Previous results in Xenopus, zebrafish and chick have suggested that the generation of neural plate border or epidermal cells is regulated by the level of BMP signals, such that epidermal cells are generated at higher levels of BMP activity (Raible,2006; Schlosser,2006). Our results provide evidence, however, that simultaneous early exposure of epiblast cells to Wnt and BMP signals induces epidermal cells, and that the induction of neural plate border cells requires an early phase of Wnt and a later phase of BMP exposure, thereby avoiding simultaneous early exposure to both signals. In support of our model, we show that both Wnt and BMP signals are required for the specification of epidermal cells. In the absence of BMP activity, prospective epidermal cells acquire neural character,whereas in the absence of Wnt signals cells acquire rostral placodal character in response to BMP activity. Furthermore, when Wnt activity is inhibited in prospective neural cells, BMP signals induce neural plate border cells of olfactory/lens placodal character instead of epidermal cells, even at high levels of BMP and p-Smad1/5/8 signals. Thus, the initial specification of epidermal or neural plate border cells at the late blastula stage does not appear to be mediated by the level of BMP signals; instead, simultaneous early exposure to Wnt and BMP signals induces epidermal fate. It remains possible,however, that the precise molecular mechanism underlying the initial differential specification of neural plate border and epidermal fate might differ between chick, Xenopus and zebrafish, and that different levels of BMP signals influence the maintenance of these fates at later stages of development.

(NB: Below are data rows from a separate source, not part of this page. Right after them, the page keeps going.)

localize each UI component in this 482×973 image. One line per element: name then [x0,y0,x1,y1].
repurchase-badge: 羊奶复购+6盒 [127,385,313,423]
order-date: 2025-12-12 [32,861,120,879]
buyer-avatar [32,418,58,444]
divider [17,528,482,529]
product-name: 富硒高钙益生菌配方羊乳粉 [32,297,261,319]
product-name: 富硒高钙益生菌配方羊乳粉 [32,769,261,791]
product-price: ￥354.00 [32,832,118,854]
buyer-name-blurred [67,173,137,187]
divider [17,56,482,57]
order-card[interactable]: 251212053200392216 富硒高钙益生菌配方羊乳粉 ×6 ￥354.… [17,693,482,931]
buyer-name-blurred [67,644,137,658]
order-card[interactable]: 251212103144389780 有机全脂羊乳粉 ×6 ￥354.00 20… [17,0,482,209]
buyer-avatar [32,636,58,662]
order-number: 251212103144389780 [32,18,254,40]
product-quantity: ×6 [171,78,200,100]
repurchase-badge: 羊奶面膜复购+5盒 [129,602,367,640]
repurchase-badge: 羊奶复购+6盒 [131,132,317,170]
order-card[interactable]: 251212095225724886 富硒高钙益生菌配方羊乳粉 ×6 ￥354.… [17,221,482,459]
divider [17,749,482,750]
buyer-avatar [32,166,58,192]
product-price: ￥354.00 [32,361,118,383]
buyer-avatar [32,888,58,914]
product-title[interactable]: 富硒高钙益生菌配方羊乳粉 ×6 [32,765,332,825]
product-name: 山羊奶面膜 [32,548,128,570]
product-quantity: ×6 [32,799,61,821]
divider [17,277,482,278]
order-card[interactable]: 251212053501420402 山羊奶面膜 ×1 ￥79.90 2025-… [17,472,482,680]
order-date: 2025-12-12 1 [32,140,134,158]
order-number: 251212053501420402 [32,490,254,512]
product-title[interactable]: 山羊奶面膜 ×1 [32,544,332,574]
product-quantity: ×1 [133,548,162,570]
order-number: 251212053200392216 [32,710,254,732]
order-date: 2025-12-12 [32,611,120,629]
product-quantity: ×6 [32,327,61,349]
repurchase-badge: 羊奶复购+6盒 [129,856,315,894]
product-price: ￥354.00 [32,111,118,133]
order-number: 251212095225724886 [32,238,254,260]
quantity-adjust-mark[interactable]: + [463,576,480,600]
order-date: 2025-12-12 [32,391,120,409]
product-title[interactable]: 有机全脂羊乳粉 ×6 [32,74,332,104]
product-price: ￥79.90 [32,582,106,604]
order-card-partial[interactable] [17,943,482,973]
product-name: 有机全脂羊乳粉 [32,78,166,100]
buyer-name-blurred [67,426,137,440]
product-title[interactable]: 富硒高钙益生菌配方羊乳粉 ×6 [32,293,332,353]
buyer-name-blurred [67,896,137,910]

At the late gastrula stage, neural plate border cells give rise to olfactory and lens placodal cells at rostral levels and to neural crest cells at caudal levels of the neuraxis (Couly et al., 1993; Couly and Le Douarin, 1985). We now provide evidence, however, that at the late blastula stage and independent of rostrocaudal position, prospective neural plate border cells are initially specified as neural crest cells in response to Wnt-regulated exposure to BMP signals. These results are in agreement with a recent study showing that Snail1, a marker of caudal neural plate border cells, is transiently expressed in rostral neural plate border cells in early gastrula stage Xenopus embryos(Carmona-Fontaine et al.,2007). Our results also indicate that when Wnt signals induce BMP signals in prospective neural plate border cells and Wnt activity is thereafter inhibited, cells acquire olfactory/lens placodal character(Fig. 7). Thus, these results suggest that the specification of rostral neural plate border cells at late gastrula stages in response to BMP signals requires the absence, or low levels, of Wnt signals, which is mediated, at least in part, by exposure to Wnt inhibitors. These results are in agreement with previous results showing that at the late gastrula stage, Wnt signals impose caudal character on neural plate border cells (Litsiou et al.,2005; Patthey et al.,2008; Villanueva et al.,2002), and that the most rostral part of the embryo is exposed to the Wnt antagonists dickkopf 1 and crescent(Carmona-Fontaine et al., 2007; Chapman et al., 2004). Similarly, previous studies in chick and zebrafish have provided evidence that around the gastrula stages, the specification of the most rostral part of the central nervous system, the telencephalon, requires the absence of Wnt signals(Houart et al., 2002; Kudoh et al., 2002; Nordstrom et al., 2002). Taken together, our results provide evidence that Wnt signals play distinct temporal roles during the generation of neural crest cells. An early phase of non-instructive Wnt activity at the late blastula stage mediates temporal exposure of epiblast cells to BMP signals that specify neural plate border cells, and a later phase of Wnt activity, corresponding to the late gastrula stage, induces caudal/neural crest character in prospective neural plate border cells.